Patient no. | Age | Sex | Pathology | Closure | FU (months) |
---|---|---|---|---|---|
1 | 77 | F | SCC | Autologous fat, AD, NSF, Tisseel | 31 |
2 | 28 | F | Meningioma | AD, NSF | 15 |
3 | 24 | F | Traumatic GSW | AD, NSF | 9 |
4 | 45 | M | Traumatic GSW | FL, NSF | 31 |
3
Results and summary of cases
Four patients (3 women, 1 man) who underwent salvage endoscopic PNSF repair of persistent or delayed CSF rhinorrhea after an open skull base operation were identified. The mean age was 43.5 (range, 24–77). All patients had successful PNSF repair of their skull base defect without further CSF leakage after a mean follow-up of 21.5 months (range, 9–31). All patients were followed postoperatively with nasal endoscopy on an outpatient basis. There were no complications of infection, flap necrosis or contraction, mucocele, epistaxis, or recurrent CSF leakage.
3.1
Case 1
A 77-year-old woman underwent an anterior craniofacial resection of a left sinonasal squamous cell carcinoma. The skull base dural defect was repaired primarily using a dural allograft supplemented by a vascularized pericranial flap. Three weeks later, she presented with delayed CSF rhinorrhea and significant pneumocephalus that was refractory to conservative management. A lumbar drain was placed with intrathecal injection of fluorescein for intraoperative localization of the CSF fistula. A large anterior skull base defect, approximately 3 × 2 cm, was noted just posterior to the anterior table of the frontal sinus. The defect was repaired in a multilayered fashion using autologous fat graft, acellular dermal allograft (LifeCell Corp, Branchburg, NJ), followed by a vascularized PNSF and Tisseel fibrin glue (Baxter Healthcare Corp, Deerfield, IL). Her postoperative course was unremarkable. She received postoperative chemoradiation and no recurrence of CSF rhinorrhea was noted after 31 months.
3.2
Case 2
A 28-year-old woman underwent a right-sided total petrosectomy for resection of a recurrent petrosal skull base meningioma that was previously treated with stereotactic radiosurgery. During the petrosectomy, entrance into the lateral recess of the sphenoid sinus was noted, and subsequent multilayer repair of the defect was performed with autologous fat and fascia lata graft. The dura was repaired with dural allograft and acellular dermal allograft.
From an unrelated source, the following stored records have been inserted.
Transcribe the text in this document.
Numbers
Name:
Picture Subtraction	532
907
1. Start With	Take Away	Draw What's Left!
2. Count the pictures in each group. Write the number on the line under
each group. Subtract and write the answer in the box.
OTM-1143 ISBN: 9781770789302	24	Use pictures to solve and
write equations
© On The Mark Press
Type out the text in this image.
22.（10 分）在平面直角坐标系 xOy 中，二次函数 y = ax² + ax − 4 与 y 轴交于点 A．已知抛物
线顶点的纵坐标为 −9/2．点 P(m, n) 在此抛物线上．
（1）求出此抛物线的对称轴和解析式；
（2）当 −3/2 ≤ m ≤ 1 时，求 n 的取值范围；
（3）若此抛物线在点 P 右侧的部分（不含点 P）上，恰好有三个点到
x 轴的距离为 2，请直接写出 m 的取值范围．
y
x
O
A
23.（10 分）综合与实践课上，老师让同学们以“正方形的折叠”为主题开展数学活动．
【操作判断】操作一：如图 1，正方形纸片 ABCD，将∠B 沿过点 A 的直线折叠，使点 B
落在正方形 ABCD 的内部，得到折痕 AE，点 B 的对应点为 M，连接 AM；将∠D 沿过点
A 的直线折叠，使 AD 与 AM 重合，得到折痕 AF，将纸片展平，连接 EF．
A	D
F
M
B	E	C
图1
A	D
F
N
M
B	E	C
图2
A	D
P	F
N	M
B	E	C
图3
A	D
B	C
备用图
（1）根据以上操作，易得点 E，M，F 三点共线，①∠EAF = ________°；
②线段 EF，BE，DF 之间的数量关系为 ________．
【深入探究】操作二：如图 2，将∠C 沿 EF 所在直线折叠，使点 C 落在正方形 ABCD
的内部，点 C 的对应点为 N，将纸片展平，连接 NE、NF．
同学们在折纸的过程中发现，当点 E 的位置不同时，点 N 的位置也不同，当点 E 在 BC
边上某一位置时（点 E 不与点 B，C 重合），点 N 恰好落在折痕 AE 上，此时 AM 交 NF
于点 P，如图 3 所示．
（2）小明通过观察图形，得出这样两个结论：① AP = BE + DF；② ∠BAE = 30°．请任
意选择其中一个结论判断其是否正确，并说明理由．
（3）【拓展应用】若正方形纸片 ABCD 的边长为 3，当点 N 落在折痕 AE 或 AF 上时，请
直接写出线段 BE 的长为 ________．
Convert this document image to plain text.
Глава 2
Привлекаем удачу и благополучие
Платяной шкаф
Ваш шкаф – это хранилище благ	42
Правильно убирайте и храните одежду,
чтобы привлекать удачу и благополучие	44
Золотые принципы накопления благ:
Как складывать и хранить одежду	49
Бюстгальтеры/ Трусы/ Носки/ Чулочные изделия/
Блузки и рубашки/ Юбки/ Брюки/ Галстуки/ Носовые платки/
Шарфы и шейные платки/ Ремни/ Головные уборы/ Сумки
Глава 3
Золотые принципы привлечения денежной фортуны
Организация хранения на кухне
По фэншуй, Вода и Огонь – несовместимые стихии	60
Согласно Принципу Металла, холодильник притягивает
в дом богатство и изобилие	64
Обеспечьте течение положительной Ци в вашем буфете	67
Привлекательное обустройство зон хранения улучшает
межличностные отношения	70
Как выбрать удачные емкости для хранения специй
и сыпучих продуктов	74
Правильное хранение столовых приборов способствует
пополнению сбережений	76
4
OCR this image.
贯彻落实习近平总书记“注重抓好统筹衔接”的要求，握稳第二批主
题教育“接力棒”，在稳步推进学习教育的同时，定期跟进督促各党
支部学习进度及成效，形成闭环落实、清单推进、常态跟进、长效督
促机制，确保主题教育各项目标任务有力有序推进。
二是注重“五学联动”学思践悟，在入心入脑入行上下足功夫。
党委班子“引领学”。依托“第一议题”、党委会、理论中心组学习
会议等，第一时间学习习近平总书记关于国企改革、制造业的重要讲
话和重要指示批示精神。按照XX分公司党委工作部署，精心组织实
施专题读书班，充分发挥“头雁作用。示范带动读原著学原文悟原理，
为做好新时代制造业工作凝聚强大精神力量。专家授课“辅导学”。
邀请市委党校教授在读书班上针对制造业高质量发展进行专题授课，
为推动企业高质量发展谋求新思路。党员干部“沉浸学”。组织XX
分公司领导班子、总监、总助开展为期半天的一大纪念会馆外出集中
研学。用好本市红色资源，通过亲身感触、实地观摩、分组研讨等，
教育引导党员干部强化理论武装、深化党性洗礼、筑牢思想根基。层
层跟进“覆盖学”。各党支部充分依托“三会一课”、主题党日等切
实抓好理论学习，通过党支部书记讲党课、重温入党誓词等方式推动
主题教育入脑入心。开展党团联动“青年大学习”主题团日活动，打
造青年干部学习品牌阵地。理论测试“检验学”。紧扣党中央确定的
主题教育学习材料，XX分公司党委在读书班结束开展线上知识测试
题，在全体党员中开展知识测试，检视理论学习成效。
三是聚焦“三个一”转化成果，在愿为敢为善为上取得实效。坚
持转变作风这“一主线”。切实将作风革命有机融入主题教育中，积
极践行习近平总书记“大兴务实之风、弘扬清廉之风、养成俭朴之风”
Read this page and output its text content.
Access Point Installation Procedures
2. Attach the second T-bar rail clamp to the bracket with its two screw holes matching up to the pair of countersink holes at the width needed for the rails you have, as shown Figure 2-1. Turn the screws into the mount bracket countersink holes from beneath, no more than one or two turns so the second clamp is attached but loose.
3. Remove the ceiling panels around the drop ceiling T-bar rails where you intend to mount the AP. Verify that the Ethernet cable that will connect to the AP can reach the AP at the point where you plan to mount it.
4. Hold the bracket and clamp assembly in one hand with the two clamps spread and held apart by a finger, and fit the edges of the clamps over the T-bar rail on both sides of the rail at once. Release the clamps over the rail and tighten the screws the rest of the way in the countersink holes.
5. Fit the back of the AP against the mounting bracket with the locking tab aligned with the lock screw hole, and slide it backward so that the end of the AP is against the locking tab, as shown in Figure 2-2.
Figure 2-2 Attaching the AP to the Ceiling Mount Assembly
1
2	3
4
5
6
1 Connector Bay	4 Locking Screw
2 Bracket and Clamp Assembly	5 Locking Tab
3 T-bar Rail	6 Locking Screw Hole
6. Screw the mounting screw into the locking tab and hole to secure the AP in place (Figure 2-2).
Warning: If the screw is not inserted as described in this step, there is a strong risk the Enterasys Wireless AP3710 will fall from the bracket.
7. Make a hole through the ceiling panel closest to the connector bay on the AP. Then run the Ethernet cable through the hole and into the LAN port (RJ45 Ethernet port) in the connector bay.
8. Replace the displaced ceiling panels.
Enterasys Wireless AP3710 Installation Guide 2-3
Because this was a revision surgery for tumor recurrence, there was no available pericranium for repair. Two weeks later, she developed delayed CSF rhinorrhea. A lumboperitoneal shunt was placed which stopped the leak. Three weeks later, she presented with worsening headaches due to pneumocephalus. Computed tomographic (CT) scan of the paranasal sinuses demonstrated a 1-cm bony defect of the right inferolateral wall of the sphenoid sinus ( Fig. 1 A-B ). The pneumocephalus was felt to be entering through the sphenoid sinus defect and also possibly through the Eustachian tube. The patient underwent salvage endoscopic PNSF repair of the sphenoid sinus defect with endoscopic obliteration of the right Eustachian tube with acellular dermal allograft ( Fig. 1 C-E). Postoperatively, the patient’s headaches resolved and there was no further CSF leakage. There was complete resolution of pneumocephalus noted on a 3 month follow-up magnetic resonance imaging scan ( Fig. 1 F), and no recurrence of CSF leak at 15-month follow-up examination.